JPMorgan has downgraded its earnings estimates for Circle and Coinbase, warning that the rapid ascent of decentralised exchange Hyperliquid is eating into the market share of traditional crypto platforms. The Wall Street bank's analysts cited Hyperliquid's low-fee derivatives trading as a key threat, eroding the dominance of Coinbase's spot exchange and Circle's USDC stablecoin ecosystem.
The news sent ripples through London-listed crypto-linked stocks on Friday, with Coinbase shares trading on US exchanges falling 3.2% by midday. In the UK, the FTSE 100 slipped 0.1% to 8,215.6 points, while the FTSE 250 edged down 0.3% to 20,432.1 points, as investor caution over tech valuations persisted. Bitcoin hovered near £46,200, down 1.5% on the day, reflecting broader unease.
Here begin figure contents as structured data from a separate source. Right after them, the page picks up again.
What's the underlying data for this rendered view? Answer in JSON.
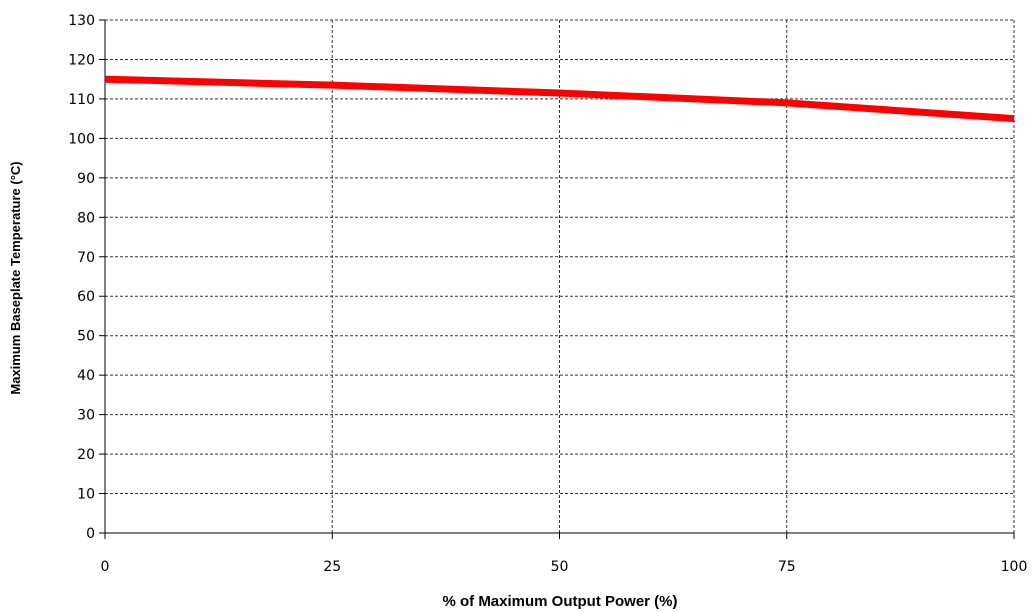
{
  "chart_data": {
    "type": "line",
    "title": "",
    "xlabel": "% of Maximum Output Power (%)",
    "ylabel": "Maximum Baseplate Temperature (°C)",
    "xlim": [
      0,
      100
    ],
    "ylim": [
      0,
      130
    ],
    "xticks": [
      0,
      25,
      50,
      75,
      100
    ],
    "yticks": [
      0,
      10,
      20,
      30,
      40,
      50,
      60,
      70,
      80,
      90,
      100,
      110,
      120,
      130
    ],
    "grid": true,
    "legend": "none",
    "series": [
      {
        "color": "#ff0000",
        "x": [
          0,
          25,
          50,
          75,
          100
        ],
        "y": [
          115,
          113.5,
          111.5,
          109,
          105
        ]
      }
    ]
  }
}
Analysts at JPMorgan noted that Hyperliquid's on-chain derivatives platform now handles roughly 15% of global crypto perpetual futures volume, up from negligible levels a year ago. 'The structural shift toward decentralised venues poses a direct challenge to incumbent business models,' they wrote in a note to clients. For UK pension funds and retail investors with indirect exposure via funds tracking Coinbase or stablecoin issuers, the downgrades signal a potential drag on returns.
The pressure on Circle is particularly acute, as Hyperliquid's native stablecoin, USDe, has gained traction, threatening the dominance of USDC in DeFi lending. JPMorgan trimmed its 2026 revenue forecast for Circle by 8%, while Coinbase's estimate was cut by 5%. The bank maintained a 'neutral' rating on both, but warned that further market share losses could prompt additional downgrades.
Market watchers said the development underscores the intensifying competition in crypto infrastructure. 'Hyperliquid's growth is a reminder that decentralisation is not just a buzzword – it's reshaping where liquidity flows,' said a senior analyst at a London-based fintech consultancy. For UK investors, the implications extend beyond crypto: the shake-up highlights how swiftly new entrants can disrupt established fee structures, a dynamic that could spill into other financial sectors.